Sicherlich wurden aus der ersten Welle Lehren gezogen, besonders was die Altenpflegeheime angeht. Auch deshalb, weil es eine erste Welle gab, haben die Pflegekräfte gelernt, sich besser um die an Covid erkrankten Patienten zu kümmern und so die Zahl der Todesfälle begrenzt, die sich zum jetzigen Zeitpunkt [Anfang Dez. 2020] auf über 54.000 summiert.

Wenn die Ausgangssperre und dann der Lockdown erlaubten, den „Schaden zu begrenzen“, dann zu welchem Preis! Den Preis der dauernden Mobilisierung allen Krankenhauspersonals, der ambulanten Pflegekräfte, der Arbeiter/innen, die bei der lästigen Arbeit an vorderster Front stehen, darunter jene, die im Hintergrund arbeiten, von denen man verlangt, ständig die Arbeitsstätten zu desinfizieren.

Wenn dem Problem des Mangels an Personal und Betten in den Krankenhäusern immer noch nicht Rechnung getragen wurde, so wurde die Requirierung privater Mittel noch nie ins Auge gefasst.

Die, welche vom „Ségur“ 2) ausgeschlossen waren, müssen sich weiterhin mobilisieren, um darauf hoffen zu können, das zu bekommen, was ihnen zusteht. Eine neue Fernsehansprache Macrons am 24. November hat die Etappen eines Ausstiegs aus dem Lockdown skizziert. Diese schrittweise Lockerung, im Versuch, die Epidemie unter Kontrolle zu halten, hat sehr viel Kritik hervorgerufen. Sie begann, als Macron bei Ankündigung des zweiten Lockdowns der Ansicht war, dass die Buchhandlungen und die Kultur ganz allgemein nicht Teil der grundlegenden Bedürfnisse seien. Insbesondere der freie Buchhandel äußerte laut und zu Recht sein Missfallen. Die kleinen Händler und Handwerker, die sich anstrengten, alle gesundheitlichen Sicherheitsmaßnahmen zu berücksichtigen, verstehen nicht, warum die Kunden bei ihnen mehr gefährdet sein sollen als in den engen Gängen in den Supermärkten?! Wenngleich ihnen der Zeitplan der Lockerung des Lockdowns gestattet, das Ende des Tunnels zu erblicken, so ist es bei den Besitzern von Bars und Restaurants nicht so. Sie werden, wenn alles gut geht, nicht vor Mitte Januar wieder eröffnen. Dann protestieren noch die Professoren, einschließlich der Präsidentin der Universität von Paris, gegen die für Februar 2021 angekündigte Wiederaufnahme der Vorlesungen! Die Lehrpersonen und das gesamte Personal betonen die großen Not der Studenten, besonders der des ersten Jahrgangs.

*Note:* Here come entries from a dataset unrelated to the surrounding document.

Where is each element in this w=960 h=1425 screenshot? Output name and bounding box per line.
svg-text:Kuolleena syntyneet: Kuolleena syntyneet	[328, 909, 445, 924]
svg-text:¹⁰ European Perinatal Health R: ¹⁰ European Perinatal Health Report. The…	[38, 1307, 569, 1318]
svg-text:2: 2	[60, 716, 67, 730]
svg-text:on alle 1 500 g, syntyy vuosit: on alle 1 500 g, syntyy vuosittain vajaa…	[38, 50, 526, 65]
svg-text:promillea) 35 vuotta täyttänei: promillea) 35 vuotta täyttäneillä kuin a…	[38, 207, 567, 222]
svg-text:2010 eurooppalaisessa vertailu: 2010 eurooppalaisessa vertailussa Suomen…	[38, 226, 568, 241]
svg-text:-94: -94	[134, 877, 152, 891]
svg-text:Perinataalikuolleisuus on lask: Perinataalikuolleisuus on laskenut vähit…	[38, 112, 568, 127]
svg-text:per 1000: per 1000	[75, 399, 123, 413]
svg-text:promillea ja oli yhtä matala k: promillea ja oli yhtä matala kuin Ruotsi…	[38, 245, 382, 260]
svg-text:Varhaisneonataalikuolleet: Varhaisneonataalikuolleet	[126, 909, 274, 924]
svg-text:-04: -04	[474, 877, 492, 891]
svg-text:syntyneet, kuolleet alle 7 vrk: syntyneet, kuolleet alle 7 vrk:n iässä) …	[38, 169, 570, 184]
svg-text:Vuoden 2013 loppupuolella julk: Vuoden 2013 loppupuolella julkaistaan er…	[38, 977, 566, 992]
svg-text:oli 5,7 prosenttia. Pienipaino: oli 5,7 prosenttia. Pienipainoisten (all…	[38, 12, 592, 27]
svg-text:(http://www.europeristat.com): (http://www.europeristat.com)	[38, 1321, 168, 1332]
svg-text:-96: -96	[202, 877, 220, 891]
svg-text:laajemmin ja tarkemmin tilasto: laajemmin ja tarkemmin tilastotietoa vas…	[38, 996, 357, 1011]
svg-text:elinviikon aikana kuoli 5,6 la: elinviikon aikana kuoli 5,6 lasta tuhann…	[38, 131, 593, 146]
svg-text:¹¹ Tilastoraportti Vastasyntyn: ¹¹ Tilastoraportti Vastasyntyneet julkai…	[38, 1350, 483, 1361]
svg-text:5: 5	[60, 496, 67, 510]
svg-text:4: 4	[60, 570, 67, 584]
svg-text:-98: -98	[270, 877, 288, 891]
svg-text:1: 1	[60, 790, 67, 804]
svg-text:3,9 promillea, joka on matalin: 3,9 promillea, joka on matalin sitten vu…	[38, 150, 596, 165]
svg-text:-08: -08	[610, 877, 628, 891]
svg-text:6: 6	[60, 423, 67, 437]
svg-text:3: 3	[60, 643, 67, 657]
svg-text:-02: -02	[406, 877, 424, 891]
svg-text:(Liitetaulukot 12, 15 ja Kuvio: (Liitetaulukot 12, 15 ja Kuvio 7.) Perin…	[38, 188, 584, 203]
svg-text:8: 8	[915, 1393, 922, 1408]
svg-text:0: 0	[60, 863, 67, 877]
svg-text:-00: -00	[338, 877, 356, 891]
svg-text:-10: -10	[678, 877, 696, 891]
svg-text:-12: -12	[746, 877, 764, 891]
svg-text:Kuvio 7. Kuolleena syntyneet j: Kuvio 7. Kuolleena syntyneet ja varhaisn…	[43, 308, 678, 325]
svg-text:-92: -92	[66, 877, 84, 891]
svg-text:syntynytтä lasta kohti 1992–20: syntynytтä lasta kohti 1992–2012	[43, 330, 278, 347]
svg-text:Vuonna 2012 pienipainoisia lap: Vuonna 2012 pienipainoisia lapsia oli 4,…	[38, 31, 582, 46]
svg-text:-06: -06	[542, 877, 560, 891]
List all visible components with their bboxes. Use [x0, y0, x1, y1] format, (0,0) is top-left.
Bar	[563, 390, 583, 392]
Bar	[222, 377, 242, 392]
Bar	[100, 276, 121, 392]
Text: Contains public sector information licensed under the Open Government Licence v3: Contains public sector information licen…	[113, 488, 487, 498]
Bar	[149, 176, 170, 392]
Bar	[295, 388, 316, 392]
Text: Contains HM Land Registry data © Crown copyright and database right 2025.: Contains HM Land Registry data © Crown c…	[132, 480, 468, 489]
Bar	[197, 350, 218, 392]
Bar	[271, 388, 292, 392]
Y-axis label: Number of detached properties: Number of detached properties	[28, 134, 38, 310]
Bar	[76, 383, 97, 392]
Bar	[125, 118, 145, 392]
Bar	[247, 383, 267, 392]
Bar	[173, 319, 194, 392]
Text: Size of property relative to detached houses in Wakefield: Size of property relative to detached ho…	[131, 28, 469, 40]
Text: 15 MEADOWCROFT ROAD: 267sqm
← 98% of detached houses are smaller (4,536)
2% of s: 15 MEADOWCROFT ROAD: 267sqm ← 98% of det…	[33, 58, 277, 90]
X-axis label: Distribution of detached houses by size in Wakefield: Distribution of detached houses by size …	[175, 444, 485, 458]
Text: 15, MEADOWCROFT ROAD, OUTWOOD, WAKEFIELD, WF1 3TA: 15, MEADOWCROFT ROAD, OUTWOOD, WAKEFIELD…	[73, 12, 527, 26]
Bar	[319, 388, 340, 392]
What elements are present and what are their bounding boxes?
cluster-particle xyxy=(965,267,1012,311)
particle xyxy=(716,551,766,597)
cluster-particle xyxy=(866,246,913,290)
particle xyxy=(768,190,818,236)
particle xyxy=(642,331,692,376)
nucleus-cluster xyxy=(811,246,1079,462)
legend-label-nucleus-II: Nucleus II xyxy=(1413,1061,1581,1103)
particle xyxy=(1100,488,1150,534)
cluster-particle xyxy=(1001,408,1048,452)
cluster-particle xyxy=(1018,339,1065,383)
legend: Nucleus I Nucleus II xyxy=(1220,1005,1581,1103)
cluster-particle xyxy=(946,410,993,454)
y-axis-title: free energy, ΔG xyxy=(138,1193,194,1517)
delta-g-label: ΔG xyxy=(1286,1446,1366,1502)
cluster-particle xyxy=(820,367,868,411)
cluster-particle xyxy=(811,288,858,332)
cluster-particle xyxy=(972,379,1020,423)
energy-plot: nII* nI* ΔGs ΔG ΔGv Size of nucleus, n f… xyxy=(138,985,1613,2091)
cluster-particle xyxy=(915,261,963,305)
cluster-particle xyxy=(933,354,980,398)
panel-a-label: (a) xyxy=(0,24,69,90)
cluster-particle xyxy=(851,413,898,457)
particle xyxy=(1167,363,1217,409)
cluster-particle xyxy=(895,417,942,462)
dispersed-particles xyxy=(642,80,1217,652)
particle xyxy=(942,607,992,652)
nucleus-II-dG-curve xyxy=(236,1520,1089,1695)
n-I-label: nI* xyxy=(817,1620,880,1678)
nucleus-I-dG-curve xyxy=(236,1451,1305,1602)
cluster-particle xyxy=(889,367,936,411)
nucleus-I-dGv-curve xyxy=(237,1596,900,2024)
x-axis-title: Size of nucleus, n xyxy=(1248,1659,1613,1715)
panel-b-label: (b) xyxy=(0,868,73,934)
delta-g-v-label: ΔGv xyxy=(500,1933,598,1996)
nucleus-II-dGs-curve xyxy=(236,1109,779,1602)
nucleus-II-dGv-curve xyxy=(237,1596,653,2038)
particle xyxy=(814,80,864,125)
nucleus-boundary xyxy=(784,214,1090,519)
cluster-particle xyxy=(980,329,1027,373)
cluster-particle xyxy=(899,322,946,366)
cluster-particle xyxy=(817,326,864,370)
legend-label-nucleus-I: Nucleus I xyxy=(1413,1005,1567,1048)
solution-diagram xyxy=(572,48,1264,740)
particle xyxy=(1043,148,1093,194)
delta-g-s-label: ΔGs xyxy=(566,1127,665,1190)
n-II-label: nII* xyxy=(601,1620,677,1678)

In Fortsetzung der Präsidenten-Rede stellte Premierminister Castex den von der Regierung festgelegten Impfplan vor: einen nicht obligatorischen, kostenlosen Test. Zuerst den Bewohnern von Altenpflegeheimen und Patienten, die Anzeichen für Begleiterkrankungen der Covid-Infektion zeigen, vorbehalten, wird die Impfung danach auf Verschreibung eines behandelnden Arztes auf alle ausgedehnt. Castex versprach die größtmögliche Transparenz. Es wird viel davon nötig sein, um die Bevölkerung zu überzeugen, sich impfen zu lassen, während die Marktzulassung des Impfstoffs durch die Gesundheitsbehörden noch nicht erteilt ist, aber vor allem, weil alle Mängel, Unstimmigkeiten und Lügen beim Management der Gesundheitskrise das Vertrauen in diese Regierung ernsthaft erschüttert haben.

Anmerkungen:

1) Olivier Véran: franz. Gesundheitsminister

2) „Ségur (de la santé)“ ist eine Beratung von Akteuren des franz. Gesundheitssystems, die vom 25. Mai bis 10. Juli 2020 stattfand.